One way to warm the soil up earlier is to apply plastic or fabric mulch several weeks prior to planting time. Holes should be cut for the plants or seeds at planting time.

For best results, the soil should be just moist to the touch at planting time. For direct sowing, wait until the ground is 70 to 75 degrees Fahrenheit. Generally, most melon seeds should be planted ¼ to ½ inch deep. The exception is watermelon seeds, which should be sown ½ to an inch deep, depending on soil type.

Plant three seeds per hill or planting hole. Later, thin to one, leaving the strongest plant in place.

For melons, the spacing varies according to the variety being grown. Large varieties need lots of space—sometimes as much as ten feet in all directions.
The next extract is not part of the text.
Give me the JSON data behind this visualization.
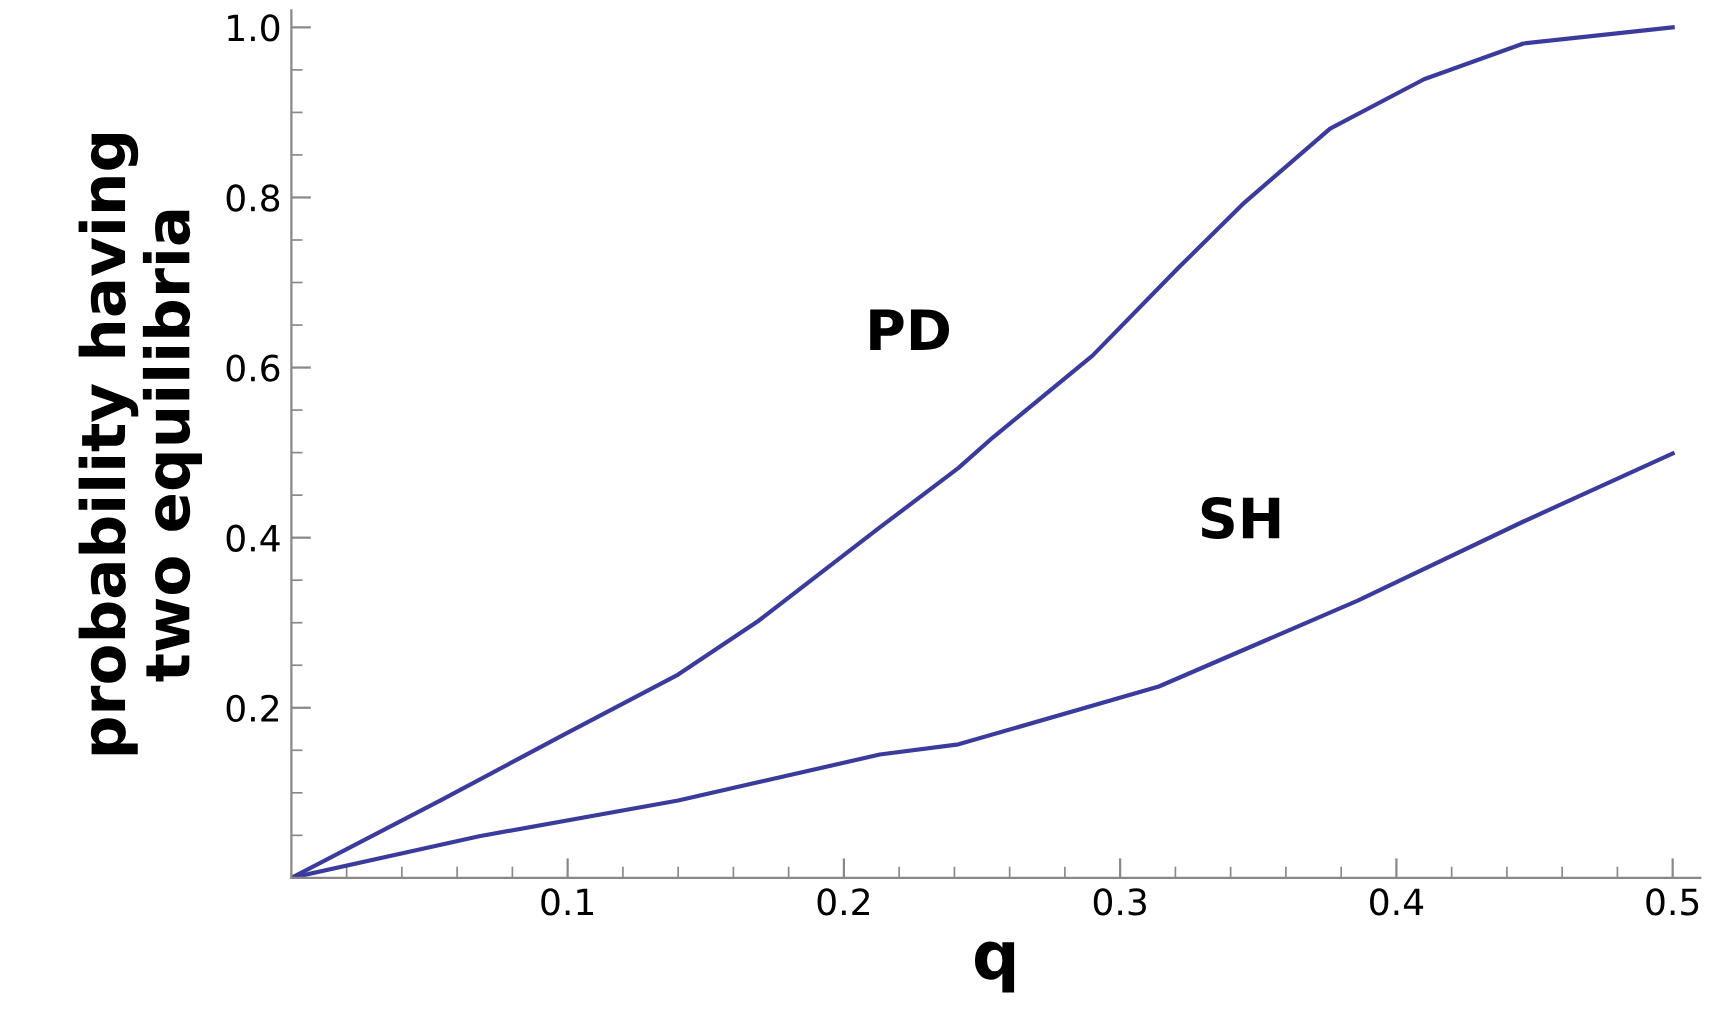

The medium sized and small bush-type varieties can be spaced six to eight feet in rows that are three to four feet apart or in hills with two or three seeds per hill. Muskmelons are generally planted 1 to 1½ feet apart in rows that are five to six feet apart.

For watermelons, allow around 36 to 100 square foot of space per hill for each plant. If planting in rows, allow six to eight feet between rows.
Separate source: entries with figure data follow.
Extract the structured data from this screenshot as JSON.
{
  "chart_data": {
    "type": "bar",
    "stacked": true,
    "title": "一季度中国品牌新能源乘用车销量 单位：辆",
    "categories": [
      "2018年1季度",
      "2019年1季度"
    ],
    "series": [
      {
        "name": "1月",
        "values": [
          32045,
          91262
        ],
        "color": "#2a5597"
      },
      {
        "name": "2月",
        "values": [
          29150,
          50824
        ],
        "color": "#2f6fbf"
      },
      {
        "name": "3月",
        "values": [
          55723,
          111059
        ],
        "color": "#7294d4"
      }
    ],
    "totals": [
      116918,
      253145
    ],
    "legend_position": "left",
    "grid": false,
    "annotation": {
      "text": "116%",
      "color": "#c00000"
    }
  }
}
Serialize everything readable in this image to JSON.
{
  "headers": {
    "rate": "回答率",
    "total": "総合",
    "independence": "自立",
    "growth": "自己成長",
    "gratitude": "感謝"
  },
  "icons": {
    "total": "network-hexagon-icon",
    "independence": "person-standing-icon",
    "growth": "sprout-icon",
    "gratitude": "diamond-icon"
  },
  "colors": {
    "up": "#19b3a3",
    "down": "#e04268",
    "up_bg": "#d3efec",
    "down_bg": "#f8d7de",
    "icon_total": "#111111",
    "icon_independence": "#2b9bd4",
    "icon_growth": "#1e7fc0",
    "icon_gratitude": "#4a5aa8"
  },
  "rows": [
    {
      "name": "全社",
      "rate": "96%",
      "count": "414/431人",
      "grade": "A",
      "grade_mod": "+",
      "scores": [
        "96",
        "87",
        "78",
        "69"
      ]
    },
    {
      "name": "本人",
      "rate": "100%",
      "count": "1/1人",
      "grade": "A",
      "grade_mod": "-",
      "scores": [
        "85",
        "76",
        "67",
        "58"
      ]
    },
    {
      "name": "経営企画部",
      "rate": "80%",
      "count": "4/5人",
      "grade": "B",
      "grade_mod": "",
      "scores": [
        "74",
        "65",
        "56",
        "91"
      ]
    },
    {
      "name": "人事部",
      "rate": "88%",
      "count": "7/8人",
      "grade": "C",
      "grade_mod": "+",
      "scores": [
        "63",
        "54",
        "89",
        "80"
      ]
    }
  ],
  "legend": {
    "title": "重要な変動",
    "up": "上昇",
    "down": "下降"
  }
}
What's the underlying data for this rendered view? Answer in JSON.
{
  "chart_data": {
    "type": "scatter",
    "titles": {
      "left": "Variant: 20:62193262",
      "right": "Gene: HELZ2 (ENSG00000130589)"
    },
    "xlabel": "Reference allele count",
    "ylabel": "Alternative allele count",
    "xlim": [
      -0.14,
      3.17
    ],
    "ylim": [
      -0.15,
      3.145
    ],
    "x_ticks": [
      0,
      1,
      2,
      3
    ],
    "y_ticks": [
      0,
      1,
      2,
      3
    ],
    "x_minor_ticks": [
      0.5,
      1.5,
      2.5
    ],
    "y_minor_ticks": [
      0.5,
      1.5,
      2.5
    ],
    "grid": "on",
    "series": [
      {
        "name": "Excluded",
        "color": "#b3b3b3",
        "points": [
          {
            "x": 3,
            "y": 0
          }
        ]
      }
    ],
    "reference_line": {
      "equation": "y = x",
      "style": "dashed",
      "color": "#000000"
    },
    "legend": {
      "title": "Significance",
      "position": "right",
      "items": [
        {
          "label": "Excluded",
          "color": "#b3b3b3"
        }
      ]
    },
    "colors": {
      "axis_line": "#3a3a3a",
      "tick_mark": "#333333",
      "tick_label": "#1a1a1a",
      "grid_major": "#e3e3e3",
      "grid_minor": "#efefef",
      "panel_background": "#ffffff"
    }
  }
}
Before sowing the seeds or planting transplants, prepare the planting hole by adding a balanced fertilizer to the soil. Rotted manure, compost, or other similar soil amendment can also be applied before planting.

Gardeners in zone six or warmer can direct sow melons. This can be done a week or so after the last frost date. But, this does depend upon on how quickly the soil warms up in the spring. Those in cold climates can start seeds early indoors several weeks before the date of the average last frost. Another option
is to purchase transplants.

Start the seeds in peat pellets or peat pots or some other container where the roots won’t be disturbed during transplanting. Place three seeds in each pot, later thinning by snipping the two weakest plants off at the soil surface. The seedlings will grow best at 80 degrees Fahrenheit or higher. Never allow the potting soil to dry out.

Although it isn’t commonly done, melons can be grown on trellises or other support. This is a space saving option for small gardens. Suitable varieties include Granny or Queen Anne Pock muskmelon.

The germination time for melons is generally pretty fast. Sometimes, it only takes three to four days.